After I went to lunch, I took a nap (still thinking I’d be working all night). I got up to go to supper then to the command post, where I found out that pretty much nobody was ready to tear down, so after I drifted around and chatted with the skeleton crew, I decided to go get my laptop and send out the next “Tales from the Sandbox” message, and download my messages.
I can save a little money by using my own laptop in the Internet Café. I can write my messages off-line, then log in and send them while downloading all my accumulated messages, and then log off and review my messages off-line. I don’t save a whole lot that way, though. Last time I logged on, I had 1058 messages to download, of which 994 were spam.
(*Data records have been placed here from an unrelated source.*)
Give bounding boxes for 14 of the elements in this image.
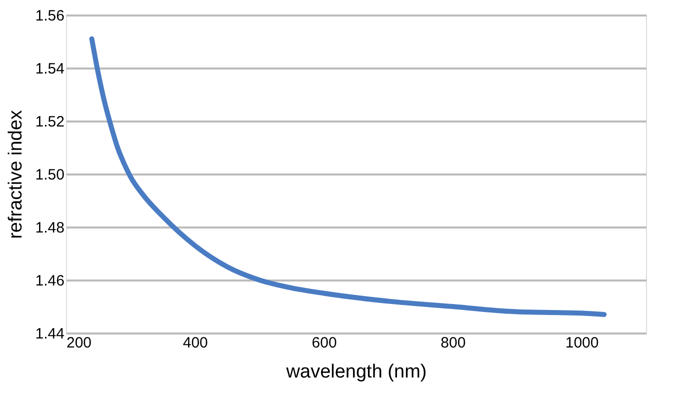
x-tick-label: 1000	[565, 334, 599, 352]
x-tick-label: 600	[312, 334, 337, 352]
x-tick-label: 400	[182, 334, 208, 352]
x-axis-title: wavelength (nm)	[285, 362, 427, 382]
y-tick-label: 1.52	[35, 114, 64, 130]
x-tick-label: 200	[66, 334, 92, 352]
y-tick-label: 1.44	[35, 326, 64, 342]
y-tick-label: 1.50	[35, 166, 64, 184]
y-tick-label: 1.54	[35, 60, 64, 78]
x-tick-label: 800	[440, 334, 466, 352]
y-tick-label: 1.48	[35, 220, 64, 236]
y-tick-label: 1.46	[35, 272, 64, 290]
y-tick-label: 1.56	[35, 8, 64, 24]
y-axis-title: refractive index	[5, 110, 26, 239]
It look an hour and a half to download them, and I had already answered all the ones that required answers before the spam finished downloading. Unfortunately, I still have to review all the spam – even though it goes into my junk email folder – because every now and then a message from a friend or a customer sets off the spam filter and gets shunted into the junk folder.
Anyway, that’s pretty much the news from Kuwait, and the MWR guy finally recruited a couple of singers... So I think I’ll go to the Internet Café, and send this.
I’ll be home in a few days – before Sunday if all goes as planned.